Migrating Squirrels.

As evidence of the theory that squirrels migrate, a novel scene was witnessed on Saturday in the upper portion of Washington County along the Potomac River. A drove of squirrels, of which eye-witnesses estimated there were at least three thousand, swarmed across the country. Their flight was soon discovered, and about three hundred of them were killed by men and boys.

Periodic swarms of thousands of squirrels have been documented in North America at least since the Lewis and Clark expedition, and while they are popularly known as “migrations,” which implies a seasonal back-and-forth, they are actually emigrations, one-way movements from one place to another as needed – in the squirrels’ case, in search of food.

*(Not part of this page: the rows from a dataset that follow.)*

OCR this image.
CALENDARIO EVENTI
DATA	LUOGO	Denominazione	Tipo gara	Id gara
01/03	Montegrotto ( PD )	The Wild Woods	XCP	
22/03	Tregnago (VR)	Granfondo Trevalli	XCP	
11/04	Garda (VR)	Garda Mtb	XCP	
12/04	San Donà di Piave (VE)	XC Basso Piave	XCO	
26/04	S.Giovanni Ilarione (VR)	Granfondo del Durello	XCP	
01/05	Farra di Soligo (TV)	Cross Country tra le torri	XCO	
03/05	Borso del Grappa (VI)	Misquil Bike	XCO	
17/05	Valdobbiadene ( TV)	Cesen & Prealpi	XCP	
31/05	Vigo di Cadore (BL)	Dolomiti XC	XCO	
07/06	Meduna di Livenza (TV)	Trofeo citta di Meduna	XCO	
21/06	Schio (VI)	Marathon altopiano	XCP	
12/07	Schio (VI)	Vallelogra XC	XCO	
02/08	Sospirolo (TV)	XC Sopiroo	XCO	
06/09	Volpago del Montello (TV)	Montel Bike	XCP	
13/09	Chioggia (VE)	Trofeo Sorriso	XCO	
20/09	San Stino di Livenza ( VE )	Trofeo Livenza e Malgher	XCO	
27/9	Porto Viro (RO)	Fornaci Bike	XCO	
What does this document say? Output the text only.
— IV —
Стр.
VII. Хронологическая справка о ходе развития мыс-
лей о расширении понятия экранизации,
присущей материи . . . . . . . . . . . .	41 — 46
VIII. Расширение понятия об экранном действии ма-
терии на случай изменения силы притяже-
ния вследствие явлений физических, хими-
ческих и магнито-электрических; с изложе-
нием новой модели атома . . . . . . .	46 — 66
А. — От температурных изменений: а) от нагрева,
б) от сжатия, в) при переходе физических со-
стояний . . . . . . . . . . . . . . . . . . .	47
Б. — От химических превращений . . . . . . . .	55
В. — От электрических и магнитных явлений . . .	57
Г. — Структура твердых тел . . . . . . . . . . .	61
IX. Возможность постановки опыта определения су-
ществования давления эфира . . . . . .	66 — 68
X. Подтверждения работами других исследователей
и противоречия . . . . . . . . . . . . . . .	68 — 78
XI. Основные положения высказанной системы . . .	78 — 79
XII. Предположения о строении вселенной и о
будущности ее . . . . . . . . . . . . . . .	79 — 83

Vagn Flyger, the late University of Maryland squirrel expert, made a pioneering study of the phenomenon during a 1968 swarm, not only explaining it but providing a historical context:

As the forests of eastern North America were cut in the late 1800's, gray squirrel “migrations” became less frequent and on a smaller scale; during the last 100 years they have become relatively rare. The reason why these “migrations” occur especially during the month of September when food conditions are at their best has been puzzling. Squirrel “migrations” occur unannounced, and by the time a biologist arrives on the scene to investigate the situation, the event has usually ended.

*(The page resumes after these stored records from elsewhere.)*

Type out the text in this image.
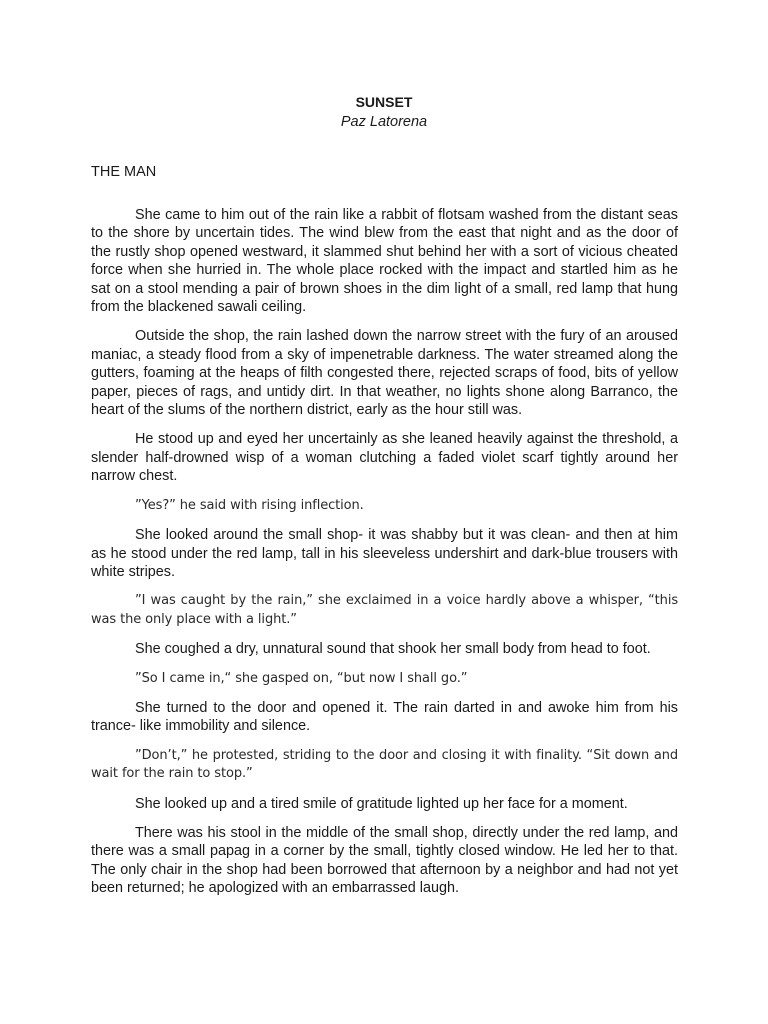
SUNSET
Paz Latorena
THE MAN

She came to him out of the rain like a rabbit of flotsam washed from the distant seas to the shore by uncertain tides. The wind blew from the east that night and as the door of the rustly shop opened westward, it slammed shut behind her with a sort of vicious cheated force when she hurried in. The whole place rocked with the impact and startled him as he sat on a stool mending a pair of brown shoes in the dim light of a small, red lamp that hung from the blackened sawali ceiling.

Outside the shop, the rain lashed down the narrow street with the fury of an aroused maniac, a steady flood from a sky of impenetrable darkness. The water streamed along the gutters, foaming at the heaps of filth congested there, rejected scraps of food, bits of yellow paper, pieces of rags, and untidy dirt. In that weather, no lights shone along Barranco, the heart of the slums of the northern district, early as the hour still was.

He stood up and eyed her uncertainly as she leaned heavily against the threshold, a slender half-drowned wisp of a woman clutching a faded violet scarf tightly around her narrow chest.

”Yes?” he said with rising inflection.

She looked around the small shop- it was shabby but it was clean- and then at him as he stood under the red lamp, tall in his sleeveless undershirt and dark-blue trousers with white stripes.

”I was caught by the rain,” she exclaimed in a voice hardly above a whisper, “this was the only place with a light.”

She coughed a dry, unnatural sound that shook her small body from head to foot.

”So I came in,“ she gasped on, “but now I shall go.”

She turned to the door and opened it. The rain darted in and awoke him from his trance- like immobility and silence.

”Don’t,” he protested, striding to the door and closing it with finality. “Sit down and wait for the rain to stop.”

She looked up and a tired smile of gratitude lighted up her face for a moment.

There was his stool in the middle of the small shop, directly under the red lamp, and there was a small papag in a corner by the small, tightly closed window. He led her to that. The only chair in the shop had been borrowed that afternoon by a neighbor and had not yet been returned; he apologized with an embarrassed laugh.
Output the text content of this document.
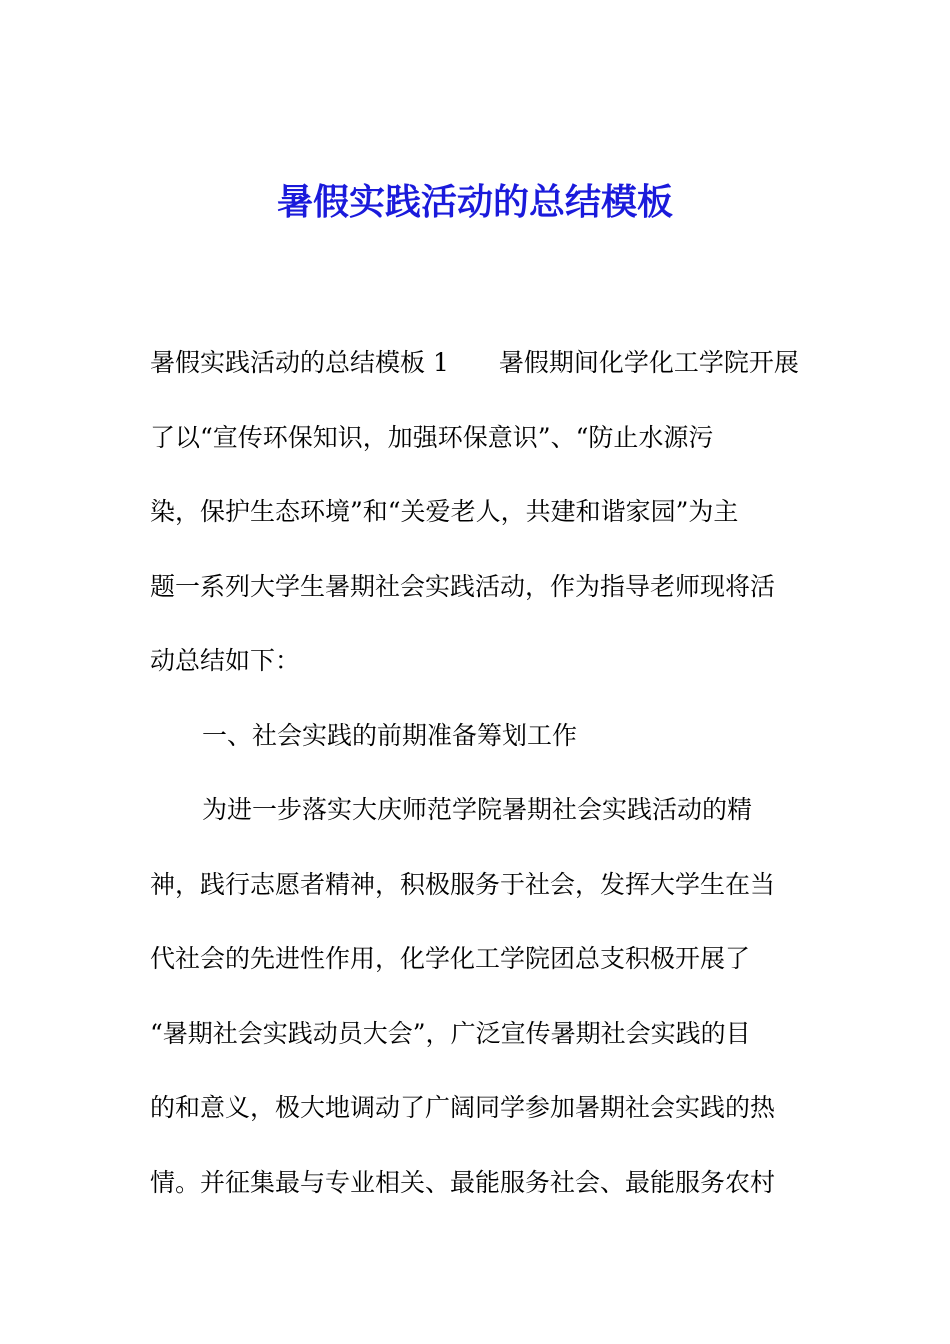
暑假实践活动的总结模板

暑假实践活动的总结模板 1 暑假期间化学化工学院开展

了以“宣传环保知识，加强环保意识”、“防止水源污

染，保护生态环境”和“关爱老人，共建和谐家园”为主

题一系列大学生暑期社会实践活动，作为指导老师现将活

动总结如下：

一、社会实践的前期准备筹划工作

为进一步落实大庆师范学院暑期社会实践活动的精

神，践行志愿者精神，积极服务于社会，发挥大学生在当

代社会的先进性作用，化学化工学院团总支积极开展了

“暑期社会实践动员大会”，广泛宣传暑期社会实践的目

的和意义，极大地调动了广阔同学参加暑期社会实践的热

情。并征集最与专业相关、最能服务社会、最能服务农村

Flyger found that whereas red squirrels greedily hoard large caches of nuts and there hunker down for the winter, like stereotypical squirrels in the cartoons, gray squirrels bury nuts individually and keep moving, until they happen to find an abundance of nuts still on the ground.

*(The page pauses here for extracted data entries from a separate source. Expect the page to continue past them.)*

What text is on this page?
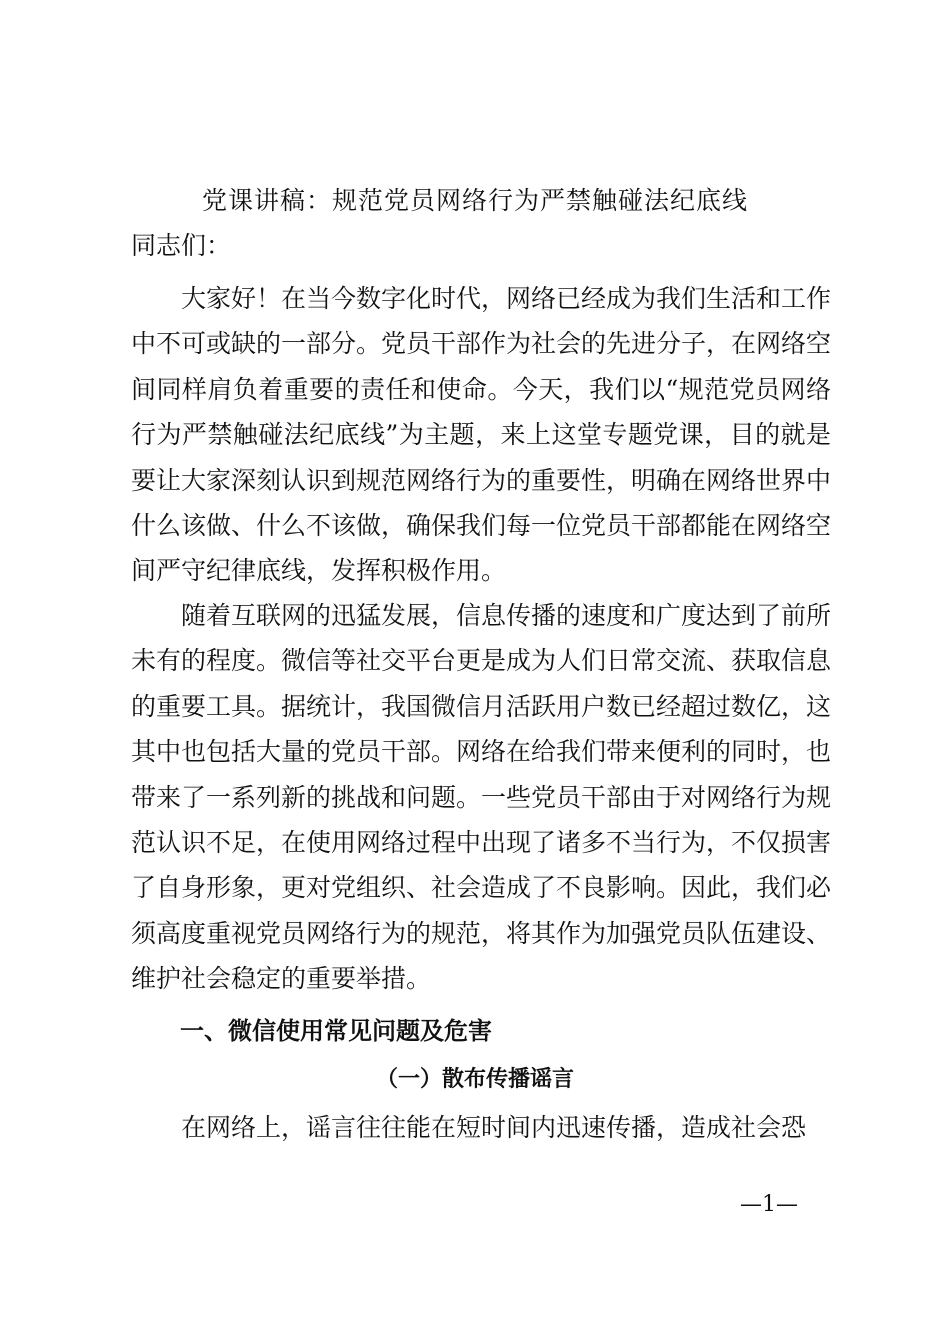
党课讲稿：规范党员网络行为严禁触碰法纪底线
同志们：

大家好！在当今数字化时代，网络已经成为我们生活和工作中不可或缺的一部分。党员干部作为社会的先进分子，在网络空间同样肩负着重要的责任和使命。今天，我们以“规范党员网络行为严禁触碰法纪底线”为主题，来上这堂专题党课，目的就是要让大家深刻认识到规范网络行为的重要性，明确在网络世界中什么该做、什么不该做，确保我们每一位党员干部都能在网络空间严守纪律底线，发挥积极作用。

随着互联网的迅猛发展，信息传播的速度和广度达到了前所未有的程度。微信等社交平台更是成为人们日常交流、获取信息的重要工具。据统计，我国微信月活跃用户数已经超过数亿，这其中也包括大量的党员干部。网络在给我们带来便利的同时，也带来了一系列新的挑战和问题。一些党员干部由于对网络行为规范认识不足，在使用网络过程中出现了诸多不当行为，不仅损害了自身形象，更对党组织、社会造成了不良影响。因此，我们必须高度重视党员网络行为的规范，将其作为加强党员队伍建设、维护社会稳定的重要举措。

一、微信使用常见问题及危害
（一）散布传播谣言

在网络上，谣言往往能在短时间内迅速传播，造成社会恐

—1—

In years when the gray-squirrel population has boomed, all those individual quests for not-yet-buried nuts in the fall can look collectively like a swarm, unnerving some but leading squirrel hunters to declare a jubilee.

Weather conditions being variable from place to place, this can happen across a large area, as in 1968, or only locally, as may have happened in Washington County in 1897.

Whereas 19th-century observers reported hordes of squirrels that overran the countryside for miles, habitat loss means that today’s squirrel “migrations” are noticed only in neighborhoods or even back yards, and certainly don’t make headlines anymore.

“We’ve changed the forests pretty dramatically, with how we’ve fragmented them,” an Arizona squirrel expert told Mental Floss in 2017. “There simply isn’t as much habitat for squirrels, or for nut-producing trees that they have historically depended on.” 

Sources:

Flyger, Vagn. “The 1968 Squirrel ‘Migration’ in the Eastern United States.” Paper presented at the Northeast Fish and Wildlife Conference, White Sulphur Springs, W.Va., February 1969. Accessed 31 Oct. 2021 at http://www.myoutbox.net/flyger.htm.

Kimmett, Colleen. “The Great Squirrel Migration of 1968.” Mental Floss. 8 April 2017. Accessed 31 Oct. 2021 at https://www.mentalfloss.com/article/94069/great-squirrel-migration-1968

"Migrating Squirrels." The News (Frederick, Md.). 28 Sept. 1897, Page 3. Accessed 31 Oct. 2021 at Newspapers.com.